Optimizing Encoder-Only Transformers for Session-Based Recommendation Systems

Paper · arXiv 2410.11150 · Published October 15, 2024
Recommender Architectures

Session-based recommendation is the task of predicting the next item a user will interact with, often without access to historical user data. In this work, we introduce Sequential Masked Modeling, a novel approach for encoder-only transformer architectures to tackle the challenges of single-session recommendation. Our method combines data augmentation through window sliding with a unique penultimate token masking strategy to capture sequential dependencies more effectively. By enhancing how transformers handle session data, Sequential Masked Modeling significantly improves next-item prediction performance. We evaluate our approach on three widely-used datasets, Yoochoose 1/64, Diginetica, and Tmall, comparing it to state-of-the-art single-session, cross-session, and multi-relation approaches.
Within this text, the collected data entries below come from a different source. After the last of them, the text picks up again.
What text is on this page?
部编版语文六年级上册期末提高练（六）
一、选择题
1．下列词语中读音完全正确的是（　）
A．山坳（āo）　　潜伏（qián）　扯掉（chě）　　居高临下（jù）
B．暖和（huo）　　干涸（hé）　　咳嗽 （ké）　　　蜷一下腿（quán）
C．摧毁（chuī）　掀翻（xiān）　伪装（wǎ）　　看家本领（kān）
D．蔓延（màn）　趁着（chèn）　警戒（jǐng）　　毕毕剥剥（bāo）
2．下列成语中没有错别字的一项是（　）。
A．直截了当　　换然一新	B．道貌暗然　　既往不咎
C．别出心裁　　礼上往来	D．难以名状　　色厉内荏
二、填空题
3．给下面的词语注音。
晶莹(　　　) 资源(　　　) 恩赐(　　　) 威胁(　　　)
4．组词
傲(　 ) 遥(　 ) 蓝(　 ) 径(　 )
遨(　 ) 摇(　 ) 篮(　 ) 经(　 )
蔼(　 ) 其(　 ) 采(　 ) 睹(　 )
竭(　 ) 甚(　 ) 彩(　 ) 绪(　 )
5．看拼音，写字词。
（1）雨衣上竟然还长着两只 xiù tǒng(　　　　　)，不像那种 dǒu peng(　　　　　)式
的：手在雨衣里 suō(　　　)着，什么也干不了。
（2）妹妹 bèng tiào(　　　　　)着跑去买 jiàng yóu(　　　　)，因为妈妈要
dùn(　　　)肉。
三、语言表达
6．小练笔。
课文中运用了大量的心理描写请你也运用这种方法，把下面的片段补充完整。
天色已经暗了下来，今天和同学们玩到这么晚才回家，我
The results demonstrate that our Transformer-SMM models consistently outperform all models that rely on the same amount of information, while even rivaling methods that have access to more extensive user history. This study highlights the potential of encoder-only transformers in session-based recommendation and opens the door for further improvements.
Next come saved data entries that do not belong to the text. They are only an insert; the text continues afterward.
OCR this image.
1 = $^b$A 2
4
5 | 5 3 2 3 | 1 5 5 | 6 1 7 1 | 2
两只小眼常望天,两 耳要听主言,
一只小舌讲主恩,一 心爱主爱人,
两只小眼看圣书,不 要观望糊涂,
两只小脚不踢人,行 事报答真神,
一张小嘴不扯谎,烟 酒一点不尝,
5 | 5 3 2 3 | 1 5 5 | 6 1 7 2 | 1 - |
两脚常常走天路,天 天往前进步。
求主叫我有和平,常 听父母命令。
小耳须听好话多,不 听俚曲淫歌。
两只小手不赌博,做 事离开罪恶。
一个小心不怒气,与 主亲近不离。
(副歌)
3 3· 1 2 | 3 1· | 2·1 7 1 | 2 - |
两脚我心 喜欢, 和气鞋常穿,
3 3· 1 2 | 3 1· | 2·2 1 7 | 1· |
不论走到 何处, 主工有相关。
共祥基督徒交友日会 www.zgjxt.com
Introduction. Traditional recommendation systems predominantly rely on a user’s historical interactions and preferences [21]. However, when user identities are partially known or entirely anonymous, recommendations must be generated based solely on the actions taken within a single session. These session-based scenarios challenge traditional models, which depend heavily on extensive user-item interaction history to provide accurate recommendations. Session-Based Recommendation (SBR) models tackle this challenge by analyzing user behavior within a single session to predict future actions and make relevant recommendations. Each session is treated as an independent, ordered sequence of consecutive interactions with items, regardless of whether the same user appears in multiple sessions, focusing solely on the interactions within a specific context. Accurately modeling these sessions is crucial for improving recommendation relevance and providing a personalized, engaging user experience.

Discussion / Conclusion. In this paper, we introduced Sequential Masked Modeling (SMM), a novel masking technique specifically designed for encoder-only transformer models, along with broader architectural improvements that were applied to both encoder- and decoder-based models. By using data augmentation through sliding windows and masking the penultimate token in augmented sequences, SMM significantly improved next-click prediction performance. In combination with the architectural enhancements, we demonstrated strong performance gains in several key metrics across three widely-used sessionbased recommendation datasets: Yoochoose 1/64, Diginetica, and Tmall. Our experimental results showed that the proposed BERT-SMM and DeBERTa-SMM models consistently outperformed traditional single-session approaches and remained competitive with stateof-the-art cross-session and multi-relation methods, despite being limited to single-session data. These findings validate the effectiveness of the SMM technique in capturing sequential dependencies and improving recommendation performance in session-based environments.